486,Boruto: Naruto the Movie
1343,Naruto x UT
1472,Naruto: Shippuuden Movie 4 - The Lost Tower


# Evaluation
### Mock evaluation using precision, recall, and F1

In [35]:
# Evaluation (Simple Precision/Recall Setup)

# Simulate recommendation output and ground truth
# Let's split for example purposes
train, test = train_test_split(df, test_size=0.2, random_state=42)

In [37]:
# Define mock evaluation (not collaborative since we lack real user ratings)
def evaluate_mock():
    y_true = []
    y_pred = []

    for anime in test['name'][:50]:  # Only sample first 50 for demo
        # Use anime_index instead of anime_indices
        idx = anime_index.get(anime)
        if idx is None: continue
        sim_scores = list(enumerate(cos_sim[idx]))
        sim_scores = sorted(sim_scores, key=lambda x: x[1], reverse=True)[1:6]
        recommended_names = df.iloc[[i[0] for i in sim_scores]]['name'].tolist()

        # Assume all 5 are 'relevant' for mock testing
        y_true.extend([1]*5)
        y_pred.extend([1 if s[1] > 0.5 else 0 for s in sim_scores])

    print("\nEvaluation Metrics (Mock):")
    print("Precision:", precision_score(y_true, y_pred))
    print("Recall:", recall_score(y_true, y_pred))
    print("F1 Score:", f1_score(y_true, y_pred))

evaluate_mock()


Evaluation Metrics (Mock):
Precision: 1.0
Recall: 1.0
F1 Score: 1.0


# Answering Interview Questions

In [39]:
# Interview Questions

print("\nInterview Questions and Answers:")

print("\n1. What is the difference between user-based and item-based collaborative filtering?")
print("- User-based CF recommends items based on similar users’ preferences.")
print("- Item-based CF recommends similar items based on users' interactions with them.")

print("\n2. What is collaborative filtering and how does it work?")
print("- It is a recommendation method based on historical interactions (e.g., ratings).")
print("- It works by finding users/items with similar behavior or patterns and recommending accordingly.")
print("- It doesn’t need item content but purely relies on historical user behavior data.")

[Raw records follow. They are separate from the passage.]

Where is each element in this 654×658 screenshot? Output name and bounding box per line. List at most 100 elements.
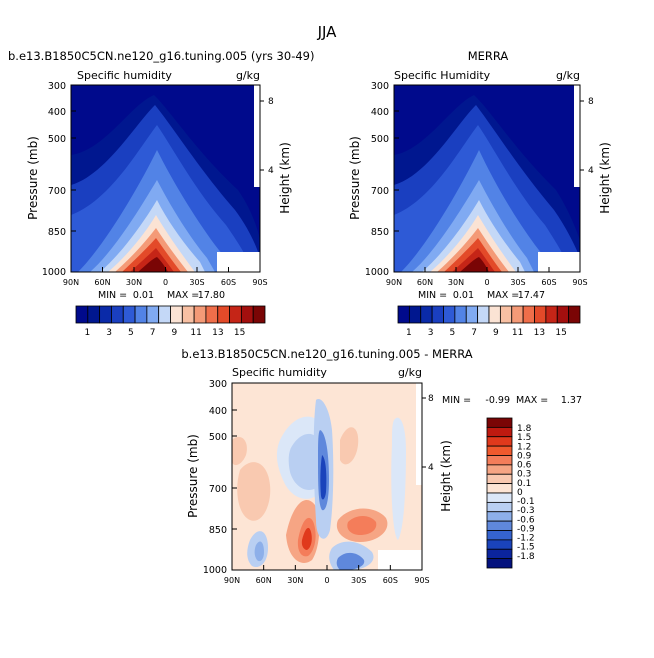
colorbar-swatch xyxy=(522,305,535,324)
colorbar-swatch xyxy=(486,530,513,541)
panel-merra-plot-area xyxy=(393,84,581,273)
panel-diff-x-axis: 90N 60N 30N 0 30S 60S 90S xyxy=(224,565,430,585)
colorbar-swatch xyxy=(486,417,513,428)
colorbar-swatch xyxy=(486,520,513,531)
x-tick-label: 0 xyxy=(324,576,329,585)
panel-diff-y-axis: 300 400 500 700 850 1000 Pressure (mb) xyxy=(186,379,237,576)
colorbar-swatch xyxy=(111,305,124,324)
y2-tick-label: 4 xyxy=(428,463,434,473)
colorbar-label: 13 xyxy=(212,328,223,338)
colorbar-swatch xyxy=(252,305,266,324)
colorbar-label: 3 xyxy=(106,328,112,338)
panel-diff-title: b.e13.B1850C5CN.ne120_g16.tuning.005 - M… xyxy=(181,347,472,361)
colorbar-swatch xyxy=(465,305,479,324)
panel-model-units: g/kg xyxy=(236,69,260,82)
colorbar-swatch xyxy=(486,492,513,503)
negative-anomaly xyxy=(254,541,264,562)
x-tick-label: 90N xyxy=(63,278,79,287)
y-axis-label: Pressure (mb) xyxy=(348,136,362,220)
colorbar-label: 1.2 xyxy=(517,442,531,452)
colorbar-label: 5 xyxy=(128,328,134,338)
colorbar-swatch xyxy=(443,305,456,324)
colorbar-label: 1.8 xyxy=(517,424,532,434)
panel-diff-colorbar-labels: 1.8 1.5 1.2 0.9 0.6 0.3 0.1 0 -0.1 -0.3 … xyxy=(517,424,535,562)
colorbar-label: 7 xyxy=(150,328,156,338)
panel-model-left-string: Specific humidity xyxy=(77,69,172,82)
colorbar-label: 7 xyxy=(471,328,477,338)
colorbar-swatch xyxy=(134,305,148,324)
max-value: 17.47 xyxy=(518,290,545,301)
y-tick-label: 500 xyxy=(48,134,66,145)
colorbar-swatch xyxy=(193,305,207,324)
colorbar-label: 1.5 xyxy=(517,433,531,443)
colorbar-label: 3 xyxy=(428,328,434,338)
positive-anomaly xyxy=(232,436,247,466)
x-tick-label: 30S xyxy=(510,278,525,287)
y-tick-label: 300 xyxy=(209,379,227,390)
x-tick-label: 90S xyxy=(572,278,587,287)
panel-model-min-max: MIN = 0.01 MAX = 17.80 xyxy=(98,290,225,301)
x-tick-label: 60S xyxy=(383,576,398,585)
colorbar-swatch xyxy=(229,305,242,324)
colorbar-swatch xyxy=(486,511,513,522)
colorbar-swatch xyxy=(486,464,513,475)
panel-merra-colorbar xyxy=(397,305,581,324)
positive-anomaly xyxy=(301,527,312,550)
colorbar-label: 1 xyxy=(85,328,91,338)
colorbar-label: 5 xyxy=(450,328,456,338)
colorbar-swatch xyxy=(217,305,230,324)
min-value: 0.01 xyxy=(133,290,154,301)
panel-merra-y-axis: 300 400 500 700 850 1000 Pressure (mb) xyxy=(348,81,399,278)
colorbar-swatch xyxy=(477,305,490,324)
colorbar-label: 13 xyxy=(534,328,545,338)
missing-data-mask xyxy=(574,85,580,187)
panel-diff-y2-axis: 8 4 Height (km) xyxy=(422,394,453,512)
colorbar-label: 11 xyxy=(190,328,201,338)
positive-anomaly xyxy=(237,462,271,521)
y-tick-label: 850 xyxy=(48,227,66,238)
colorbar-swatch xyxy=(568,305,581,324)
colorbar-swatch xyxy=(181,305,195,324)
colorbar-swatch xyxy=(534,305,547,324)
panel-merra: MERRA Specific Humidity g/kg xyxy=(348,49,612,338)
colorbar-label: 9 xyxy=(493,328,499,338)
negative-anomaly xyxy=(391,417,406,540)
colorbar-label: 11 xyxy=(512,328,523,338)
colorbar-swatch xyxy=(488,305,501,324)
colorbar-swatch xyxy=(408,305,422,324)
colorbar-swatch xyxy=(486,436,513,447)
min-label: MIN = xyxy=(98,290,127,301)
x-tick-label: 30N xyxy=(287,576,303,585)
y-tick-label: 300 xyxy=(371,81,389,92)
panel-merra-colorbar-labels: 1 3 5 7 9 11 13 15 xyxy=(406,328,567,338)
colorbar-label: 0.1 xyxy=(517,479,531,489)
contour-band xyxy=(460,257,489,272)
colorbar-label: -0.1 xyxy=(517,497,535,507)
colorbar-label: 15 xyxy=(555,328,566,338)
max-value: 1.37 xyxy=(561,395,582,406)
x-tick-label: 0 xyxy=(484,278,489,287)
panel-model: b.e13.B1850C5CN.ne120_g16.tuning.005 (yr… xyxy=(8,49,314,338)
x-tick-label: 60S xyxy=(541,278,556,287)
negative-anomaly xyxy=(320,455,327,500)
y-tick-label: 700 xyxy=(209,484,227,495)
y-tick-label: 1000 xyxy=(42,267,66,278)
y2-tick-label: 8 xyxy=(428,394,434,404)
colorbar-swatch xyxy=(122,305,136,324)
panel-model-y2-axis: 8 4 Height (km) xyxy=(260,97,292,214)
colorbar-swatch xyxy=(87,305,101,324)
colorbar-swatch xyxy=(75,305,89,324)
max-value: 17.80 xyxy=(198,290,225,301)
y2-axis-label: Height (km) xyxy=(439,440,453,511)
colorbar-swatch xyxy=(556,305,570,324)
y2-axis-label: Height (km) xyxy=(598,142,612,213)
y2-tick-label: 8 xyxy=(268,97,274,107)
colorbar-label: 0.9 xyxy=(517,451,532,461)
panel-merra-x-axis: 90N 60N 30N 0 30S 60S 90S xyxy=(386,267,588,287)
colorbar-swatch xyxy=(486,558,513,569)
panel-model-plot-area xyxy=(70,84,261,273)
colorbar-swatch xyxy=(397,305,410,324)
colorbar-label: 15 xyxy=(234,328,245,338)
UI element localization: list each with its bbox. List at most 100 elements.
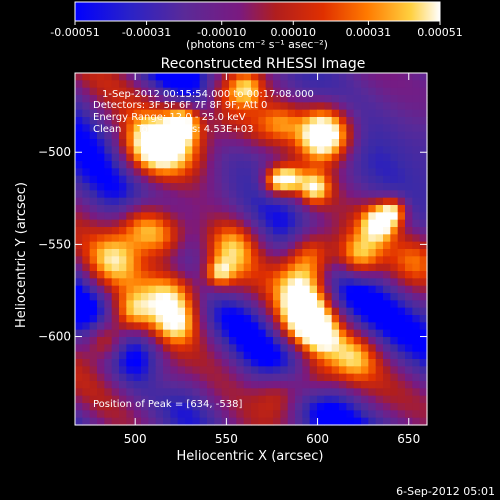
heatmap-cell bbox=[214, 344, 223, 353]
heatmap-cell bbox=[199, 395, 208, 404]
heatmap-cell bbox=[89, 241, 98, 250]
heatmap-cell bbox=[97, 337, 105, 345]
heatmap-cell bbox=[185, 117, 193, 125]
heatmap-cell bbox=[133, 95, 142, 103]
heatmap-cell bbox=[236, 241, 245, 250]
heatmap-cell bbox=[251, 234, 259, 243]
heatmap-cell bbox=[236, 197, 245, 206]
heatmap-cell bbox=[361, 205, 369, 213]
heatmap-cell bbox=[214, 322, 223, 331]
heatmap-cell bbox=[89, 249, 98, 257]
heatmap-cell bbox=[97, 241, 105, 250]
heatmap-cell bbox=[229, 95, 237, 103]
heatmap-cell bbox=[346, 219, 355, 228]
heatmap-cell bbox=[207, 219, 215, 228]
heatmap-cell bbox=[324, 109, 333, 118]
heatmap-cell bbox=[361, 227, 369, 235]
heatmap-cell bbox=[221, 249, 230, 257]
heatmap-cell bbox=[243, 417, 252, 426]
heatmap-cell bbox=[155, 153, 164, 162]
heatmap-cell bbox=[412, 395, 421, 404]
heatmap-cell bbox=[229, 403, 237, 411]
heatmap-cell bbox=[126, 359, 135, 367]
heatmap-cell bbox=[390, 205, 399, 213]
heatmap-cell bbox=[273, 293, 281, 301]
heatmap-cell bbox=[412, 322, 421, 331]
heatmap-cell bbox=[383, 307, 391, 316]
heatmap-cell bbox=[295, 351, 303, 360]
heatmap-cell bbox=[280, 227, 289, 235]
heatmap-cell bbox=[346, 410, 355, 419]
heatmap-cell bbox=[214, 124, 223, 133]
heatmap-cell bbox=[295, 219, 303, 228]
heatmap-cell bbox=[375, 410, 384, 419]
heatmap-cell bbox=[309, 373, 318, 382]
heatmap-cell bbox=[339, 161, 347, 169]
heatmap-cell bbox=[207, 131, 215, 140]
heatmap-cell bbox=[155, 278, 164, 287]
heatmap-cell bbox=[170, 241, 179, 250]
heatmap-cell bbox=[148, 359, 157, 367]
heatmap-cell bbox=[104, 366, 113, 375]
heatmap-cell bbox=[331, 153, 340, 162]
heatmap-cell bbox=[229, 241, 237, 250]
colorbar-tick-label: 0.00010 bbox=[271, 26, 317, 39]
heatmap-cell bbox=[397, 329, 406, 338]
heatmap-cell bbox=[104, 117, 113, 125]
heatmap-cell bbox=[141, 80, 149, 89]
heatmap-cell bbox=[273, 80, 281, 89]
heatmap-cell bbox=[236, 417, 245, 426]
heatmap-cell bbox=[324, 359, 333, 367]
heatmap-cell bbox=[390, 322, 399, 331]
heatmap-cell bbox=[82, 278, 91, 287]
heatmap-cell bbox=[221, 315, 230, 323]
heatmap-cell bbox=[302, 175, 311, 184]
heatmap-cell bbox=[163, 410, 171, 419]
heatmap-cell bbox=[111, 153, 120, 162]
heatmap-cell bbox=[287, 197, 296, 206]
heatmap-cell bbox=[368, 87, 377, 96]
heatmap-cell bbox=[258, 256, 267, 265]
heatmap-cell bbox=[368, 293, 377, 301]
heatmap-cell bbox=[207, 388, 215, 397]
heatmap-cell bbox=[155, 300, 164, 309]
annotation-time: 1-Sep-2012 00:15:54.000 to 00:17:08.000 bbox=[102, 89, 314, 100]
heatmap-cell bbox=[361, 153, 369, 162]
heatmap-cell bbox=[185, 212, 193, 221]
heatmap-cell bbox=[361, 241, 369, 250]
heatmap-cell bbox=[97, 344, 105, 353]
heatmap-cell bbox=[243, 197, 252, 206]
heatmap-cell bbox=[192, 329, 201, 338]
heatmap-cell bbox=[405, 351, 413, 360]
heatmap-cell bbox=[346, 117, 355, 125]
heatmap-cell bbox=[163, 139, 171, 147]
heatmap-cell bbox=[419, 315, 428, 323]
heatmap-cell bbox=[331, 293, 340, 301]
heatmap-cell bbox=[221, 197, 230, 206]
heatmap-cell bbox=[89, 366, 98, 375]
heatmap-cell bbox=[331, 87, 340, 96]
heatmap-cell bbox=[155, 102, 164, 111]
heatmap-cell bbox=[383, 256, 391, 265]
heatmap-cell bbox=[324, 403, 333, 411]
heatmap-cell bbox=[346, 153, 355, 162]
heatmap-cell bbox=[375, 183, 384, 191]
heatmap-cell bbox=[155, 293, 164, 301]
heatmap-cell bbox=[214, 285, 223, 294]
heatmap-cell bbox=[295, 329, 303, 338]
heatmap-cell bbox=[287, 205, 296, 213]
heatmap-cell bbox=[317, 329, 325, 338]
heatmap-cell bbox=[104, 153, 113, 162]
heatmap-cell bbox=[104, 205, 113, 213]
heatmap-cell bbox=[287, 73, 296, 81]
heatmap-cell bbox=[265, 263, 274, 272]
heatmap-cell bbox=[390, 139, 399, 147]
heatmap-cell bbox=[397, 139, 406, 147]
heatmap-cell bbox=[82, 249, 91, 257]
heatmap-cell bbox=[412, 329, 421, 338]
heatmap-cell bbox=[104, 102, 113, 111]
heatmap-cell bbox=[82, 417, 91, 426]
heatmap-cell bbox=[185, 190, 193, 199]
heatmap-cell bbox=[309, 403, 318, 411]
heatmap-cell bbox=[75, 153, 83, 162]
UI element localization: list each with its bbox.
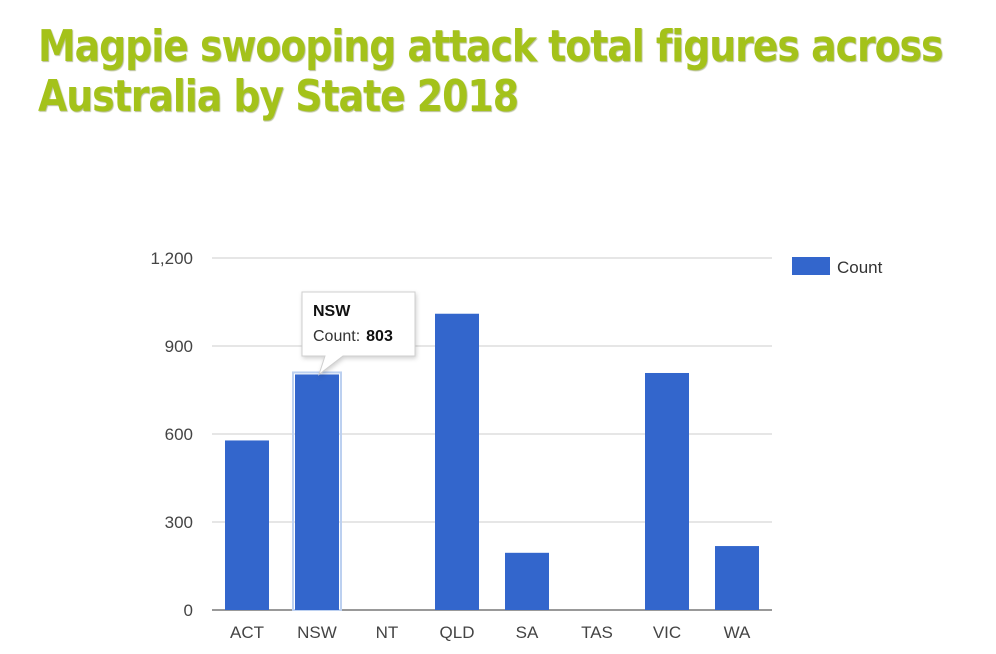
x-axis-ticks: ACT NSW NT QLD SA TAS VIC WA <box>230 623 751 642</box>
y-tick-label: 900 <box>165 337 193 356</box>
y-tick-label: 600 <box>165 425 193 444</box>
bar-qld[interactable] <box>435 313 479 610</box>
y-tick-label: 1,200 <box>150 249 193 268</box>
x-tick-label-qld: QLD <box>440 623 475 642</box>
legend-swatch-count <box>792 257 830 275</box>
x-tick-label-tas: TAS <box>581 623 613 642</box>
bar-nsw[interactable] <box>295 374 339 610</box>
x-tick-label-vic: VIC <box>653 623 681 642</box>
x-tick-label-act: ACT <box>230 623 264 642</box>
bar-sa[interactable] <box>505 552 549 610</box>
legend-label-count: Count <box>837 258 883 277</box>
x-tick-label-nt: NT <box>376 623 399 642</box>
x-tick-label-sa: SA <box>516 623 539 642</box>
slide-title: Magpie swooping attack total figures acr… <box>38 21 944 122</box>
bars <box>225 313 759 611</box>
x-tick-label-nsw: NSW <box>297 623 337 642</box>
slide-title-line-2: Australia by State 2018 <box>38 71 519 122</box>
bar-wa[interactable] <box>715 546 759 610</box>
bar-vic[interactable] <box>645 372 689 610</box>
tooltip-value-line: Count: 803 <box>313 328 393 345</box>
y-axis-ticks: 0 300 600 900 1,200 <box>150 249 193 620</box>
slide-title-line-1: Magpie swooping attack total figures acr… <box>38 21 944 72</box>
tooltip-value: 803 <box>366 328 393 345</box>
tooltip-box <box>301 291 416 376</box>
bar-act[interactable] <box>225 440 269 610</box>
legend: Count <box>792 257 883 277</box>
tooltip-series-label: Count: <box>313 328 360 345</box>
tooltip: NSW Count: 803 <box>301 291 416 376</box>
tooltip-category: NSW <box>313 303 351 320</box>
y-tick-label: 0 <box>184 601 193 620</box>
x-tick-label-wa: WA <box>724 623 751 642</box>
y-tick-label: 300 <box>165 513 193 532</box>
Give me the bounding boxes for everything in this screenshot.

Interview Questions and Answers:

1. What is the difference between user-based and item-based collaborative filtering?
- User-based CF recommends items based on similar users’ preferences.
- Item-based CF recommends similar items based on users' interactions with them.

2. What is collaborative filtering and how does it work?
- It is a recommendation method based on historical interactions (e.g., ratings).
- It works by finding users/items with similar behavior or patterns and recommending accordingly.
- It doesn’t need item content but purely relies on historical user behavior data.